DEMAK, Lingkarjateng.id – Ketua Dewan Perwakilan Rakyat Daerah (DPRD) Kabupaten Demak, Zayinul Fata, turut menyoroti bencana banjir yang kerap melanda wilayah Kota Wali setiap tahunya.
Ia berharap hal itu menjadi fokus Pemerintah Kabupaten (Pemkab) Demak untuk melakukan mitigasi agar bencana tersebut tidak terus terulang.
Menurut Zayin, proyek pembangunan infrastruktur ke depannya bisa terarah serta fokus pada mitigasi bencana.
“Sudah sering kali, setiap tahun, setiap musim penghujan tiba kita selalu dilanda musibah banjir. Ini adalah persoalan klasik, di mana tanggul sungai tidak kuat menampung derasnya debit air yang meluap,” katanya dalam kegiatan Musrenbang RPJMD, baru baru ini.
Menurutnya, mitigasi menjadi bagian penting untuk mengantisipasi terjadinya bencana banjir di Kabupaten Demak.
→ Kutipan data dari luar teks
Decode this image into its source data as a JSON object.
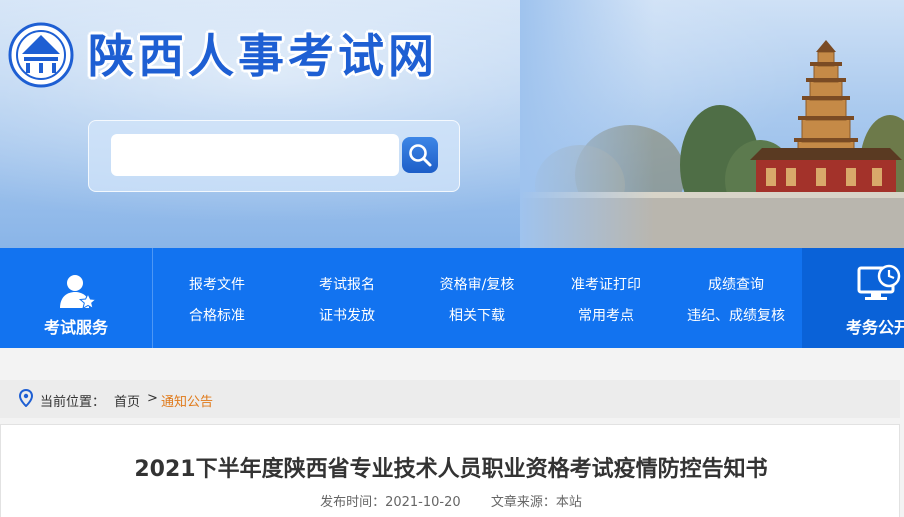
{
  "header": {
    "site_title": "陕西人事考试网",
    "search": {
      "placeholder": "",
      "button_icon": "search-icon"
    }
  },
  "nav": {
    "service": {
      "label": "考试服务",
      "icon": "user-star-icon"
    },
    "links": [
      "报考文件",
      "考试报名",
      "资格审/复核",
      "准考证打印",
      "成绩查询",
      "合格标准",
      "证书发放",
      "相关下载",
      "常用考点",
      "违纪、成绩复核"
    ],
    "public": {
      "label": "考务公开",
      "icon": "monitor-clock-icon"
    }
  },
  "breadcrumb": {
    "prefix": "当前位置：",
    "home": "首页",
    "separator": ">",
    "current": "通知公告"
  },
  "article": {
    "title": "2021下半年度陕西省专业技术人员职业资格考试疫情防控告知书",
    "publish_time": "发布时间：2021-10-20",
    "source": "文章来源：本站"
  },
  "colors": {
    "nav_blue": "#1273f0",
    "title_blue": "#1e5fd3",
    "breadcrumb_active": "#e07a1a"
  }
}
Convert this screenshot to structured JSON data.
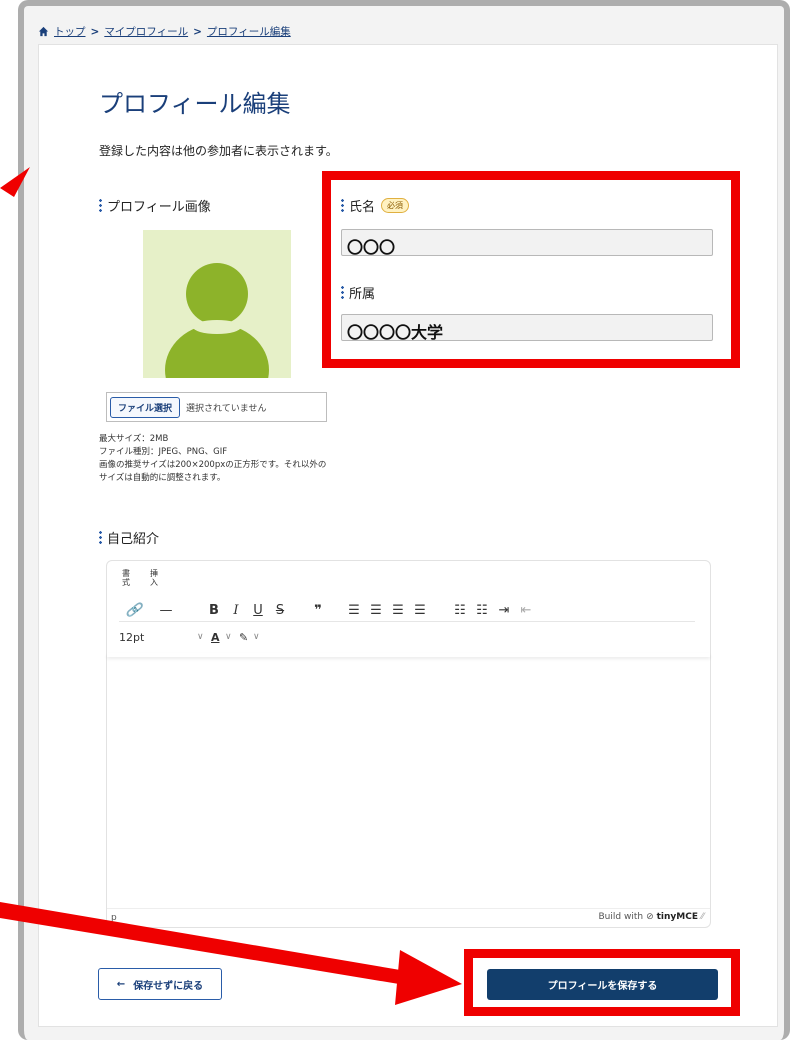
{
  "breadcrumb": {
    "items": [
      "トップ",
      "マイプロフィール",
      "プロフィール編集"
    ],
    "separator": ">"
  },
  "page": {
    "title": "プロフィール編集",
    "description": "登録した内容は他の参加者に表示されます。"
  },
  "profile_image": {
    "label": "プロフィール画像",
    "file_button": "ファイル選択",
    "file_status": "選択されていません",
    "notes": [
      "最大サイズ：2MB",
      "ファイル種別：JPEG、PNG、GIF",
      "画像の推奨サイズは200×200pxの正方形です。それ以外のサイズは自動的に調整されます。"
    ]
  },
  "name_field": {
    "label": "氏名",
    "required_badge": "必須",
    "value": "〇〇〇"
  },
  "affiliation_field": {
    "label": "所属",
    "value": "〇〇〇〇大学"
  },
  "bio": {
    "label": "自己紹介",
    "menu": [
      "書式",
      "挿入"
    ],
    "font_size": "12pt",
    "status_path": "p",
    "brand_prefix": "Build with",
    "brand_name": "tinyMCE"
  },
  "actions": {
    "back_label": "保存せずに戻る",
    "save_label": "プロフィールを保存する"
  },
  "colors": {
    "accent": "#1a3f7a",
    "primary_button": "#123e6c",
    "highlight": "#ef0000",
    "avatar_bg": "#e6f0c8",
    "avatar_fg": "#8db32a"
  }
}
“Mitigasi bencana sebagai bagian dari titik keseriusan pemerintah daerah untuk melakukan upaya pencegahan dini yang selama ini melanda masyarakat kita,” ungkapnya.
Selain itu, politisi dari PKB itu juga menyoroti bencana banjir yang terjadi di wilayah Kabupaten Demak yang berdampak langsung pada para petani.
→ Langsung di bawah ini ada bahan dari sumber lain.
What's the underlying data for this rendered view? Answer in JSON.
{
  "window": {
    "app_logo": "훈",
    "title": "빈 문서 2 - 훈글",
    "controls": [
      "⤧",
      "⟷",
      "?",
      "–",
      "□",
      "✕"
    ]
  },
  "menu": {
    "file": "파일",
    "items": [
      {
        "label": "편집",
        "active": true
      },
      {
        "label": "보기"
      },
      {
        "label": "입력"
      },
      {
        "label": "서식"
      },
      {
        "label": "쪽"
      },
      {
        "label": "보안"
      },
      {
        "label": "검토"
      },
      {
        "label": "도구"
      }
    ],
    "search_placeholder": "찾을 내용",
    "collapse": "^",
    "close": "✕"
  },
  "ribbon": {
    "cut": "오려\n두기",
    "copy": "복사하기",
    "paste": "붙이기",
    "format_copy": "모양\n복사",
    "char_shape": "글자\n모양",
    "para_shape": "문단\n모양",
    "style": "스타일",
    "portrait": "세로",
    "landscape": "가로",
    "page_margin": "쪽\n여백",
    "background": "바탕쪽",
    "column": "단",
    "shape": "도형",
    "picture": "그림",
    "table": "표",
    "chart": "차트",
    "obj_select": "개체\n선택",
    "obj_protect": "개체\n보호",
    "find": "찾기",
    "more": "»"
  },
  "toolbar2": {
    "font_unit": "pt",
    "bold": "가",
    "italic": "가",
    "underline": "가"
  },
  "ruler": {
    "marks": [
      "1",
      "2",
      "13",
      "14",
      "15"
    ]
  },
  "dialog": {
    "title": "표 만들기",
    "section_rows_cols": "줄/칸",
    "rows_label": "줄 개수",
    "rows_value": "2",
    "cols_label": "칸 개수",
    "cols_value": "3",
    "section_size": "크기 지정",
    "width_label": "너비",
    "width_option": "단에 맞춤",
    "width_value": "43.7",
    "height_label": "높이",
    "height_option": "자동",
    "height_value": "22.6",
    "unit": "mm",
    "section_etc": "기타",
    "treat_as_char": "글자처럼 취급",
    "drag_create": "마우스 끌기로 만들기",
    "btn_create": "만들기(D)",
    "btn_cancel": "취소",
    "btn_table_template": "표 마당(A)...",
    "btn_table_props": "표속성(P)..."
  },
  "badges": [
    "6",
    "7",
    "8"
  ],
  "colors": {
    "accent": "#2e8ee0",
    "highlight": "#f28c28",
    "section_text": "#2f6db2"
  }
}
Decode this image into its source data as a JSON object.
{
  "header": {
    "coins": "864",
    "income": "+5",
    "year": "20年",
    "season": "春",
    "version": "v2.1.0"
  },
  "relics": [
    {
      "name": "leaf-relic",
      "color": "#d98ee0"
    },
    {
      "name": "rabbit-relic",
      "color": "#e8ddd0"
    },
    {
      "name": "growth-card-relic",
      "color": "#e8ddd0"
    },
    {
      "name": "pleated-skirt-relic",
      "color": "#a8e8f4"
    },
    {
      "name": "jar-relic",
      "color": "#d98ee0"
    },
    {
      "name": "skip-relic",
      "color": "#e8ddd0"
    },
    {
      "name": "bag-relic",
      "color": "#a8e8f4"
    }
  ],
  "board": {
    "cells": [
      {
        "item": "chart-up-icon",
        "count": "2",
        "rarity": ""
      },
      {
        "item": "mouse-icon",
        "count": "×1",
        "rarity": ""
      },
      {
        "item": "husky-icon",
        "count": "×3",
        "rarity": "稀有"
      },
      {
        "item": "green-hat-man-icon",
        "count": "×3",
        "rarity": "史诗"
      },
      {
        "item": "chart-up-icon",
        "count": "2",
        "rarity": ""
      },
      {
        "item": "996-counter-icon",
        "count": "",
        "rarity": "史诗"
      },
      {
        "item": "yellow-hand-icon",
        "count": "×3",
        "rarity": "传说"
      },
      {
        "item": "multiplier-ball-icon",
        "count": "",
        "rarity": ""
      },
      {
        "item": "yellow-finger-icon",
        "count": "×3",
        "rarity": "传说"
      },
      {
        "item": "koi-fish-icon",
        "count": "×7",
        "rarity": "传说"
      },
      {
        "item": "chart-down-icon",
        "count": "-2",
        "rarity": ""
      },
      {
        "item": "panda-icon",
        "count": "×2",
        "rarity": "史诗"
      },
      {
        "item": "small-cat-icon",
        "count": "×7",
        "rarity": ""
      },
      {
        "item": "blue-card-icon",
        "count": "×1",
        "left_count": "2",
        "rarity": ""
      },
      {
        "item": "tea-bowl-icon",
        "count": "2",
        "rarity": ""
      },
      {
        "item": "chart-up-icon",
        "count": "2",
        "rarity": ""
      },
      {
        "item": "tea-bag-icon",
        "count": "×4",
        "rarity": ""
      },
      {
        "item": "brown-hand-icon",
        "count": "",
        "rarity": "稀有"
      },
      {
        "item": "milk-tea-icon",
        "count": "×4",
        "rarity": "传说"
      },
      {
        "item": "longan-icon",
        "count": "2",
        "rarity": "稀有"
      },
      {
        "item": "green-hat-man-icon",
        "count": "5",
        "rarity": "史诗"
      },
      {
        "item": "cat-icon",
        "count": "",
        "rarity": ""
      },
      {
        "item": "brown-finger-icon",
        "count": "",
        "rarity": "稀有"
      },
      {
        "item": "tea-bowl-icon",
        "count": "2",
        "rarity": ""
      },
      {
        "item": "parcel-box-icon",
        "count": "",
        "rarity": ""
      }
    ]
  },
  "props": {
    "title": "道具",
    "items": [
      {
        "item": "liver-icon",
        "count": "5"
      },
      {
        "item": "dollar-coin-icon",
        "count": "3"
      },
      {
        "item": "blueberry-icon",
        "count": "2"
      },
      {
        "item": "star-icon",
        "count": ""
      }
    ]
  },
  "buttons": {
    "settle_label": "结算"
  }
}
“Ribuan hektare sawah petani terendam oleh air, saya tidak bisa membayangkan bagaimana keadaan masyarakat kita hari ini yang sangat pedih. Di tengah-tengah situasi mereka melangsungkan reproduksi pertanian malah bencana tiba, sehingga semua sektor pertanian lumpuh oleh genangan air,” bebernya.
Ia menegaskan bahwa pemerintah harus turun langsung melihat kondisi masyarakat dan petani yang terdampak bencana banjir.
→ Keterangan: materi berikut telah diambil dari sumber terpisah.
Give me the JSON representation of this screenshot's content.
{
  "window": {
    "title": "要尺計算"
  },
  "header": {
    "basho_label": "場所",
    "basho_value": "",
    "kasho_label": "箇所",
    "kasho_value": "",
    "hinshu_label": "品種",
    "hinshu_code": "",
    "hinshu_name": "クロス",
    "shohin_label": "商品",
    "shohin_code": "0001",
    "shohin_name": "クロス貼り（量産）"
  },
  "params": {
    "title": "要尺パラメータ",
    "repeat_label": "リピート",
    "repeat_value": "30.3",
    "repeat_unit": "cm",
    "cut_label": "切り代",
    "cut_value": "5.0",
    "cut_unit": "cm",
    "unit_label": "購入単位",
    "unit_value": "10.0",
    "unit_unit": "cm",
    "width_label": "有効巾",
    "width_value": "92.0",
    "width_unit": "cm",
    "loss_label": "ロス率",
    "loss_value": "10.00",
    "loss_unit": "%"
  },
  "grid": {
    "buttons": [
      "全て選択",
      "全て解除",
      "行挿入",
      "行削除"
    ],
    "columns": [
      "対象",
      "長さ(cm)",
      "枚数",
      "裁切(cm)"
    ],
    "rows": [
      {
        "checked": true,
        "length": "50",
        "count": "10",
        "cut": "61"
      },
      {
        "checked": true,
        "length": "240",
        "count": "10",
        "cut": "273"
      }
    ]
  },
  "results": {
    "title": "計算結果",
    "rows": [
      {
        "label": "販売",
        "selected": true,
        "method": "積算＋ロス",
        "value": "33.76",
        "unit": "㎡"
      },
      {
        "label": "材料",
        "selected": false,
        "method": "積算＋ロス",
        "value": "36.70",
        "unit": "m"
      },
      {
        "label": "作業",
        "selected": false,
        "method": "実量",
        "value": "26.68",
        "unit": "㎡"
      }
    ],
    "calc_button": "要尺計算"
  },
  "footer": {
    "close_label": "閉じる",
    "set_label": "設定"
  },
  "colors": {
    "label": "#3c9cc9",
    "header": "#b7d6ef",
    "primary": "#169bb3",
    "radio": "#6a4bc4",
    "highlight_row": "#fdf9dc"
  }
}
Ia pun berharap pemerintah dapat memberikan kompensasi kepada petani yang sawahnya terdampak banjir.
“Ini yang harus turun lapangan, tidak hanya bantuan beras, minyak goreng, atau indomie, tapi pemerintah harus hadir bagaimana lahan-lahan sawah milik petani yang tergenang air itu bisa diganti, bisa dikompensasi menjadi bagian dari jerih payah rakyat kita ini,” tandasnya.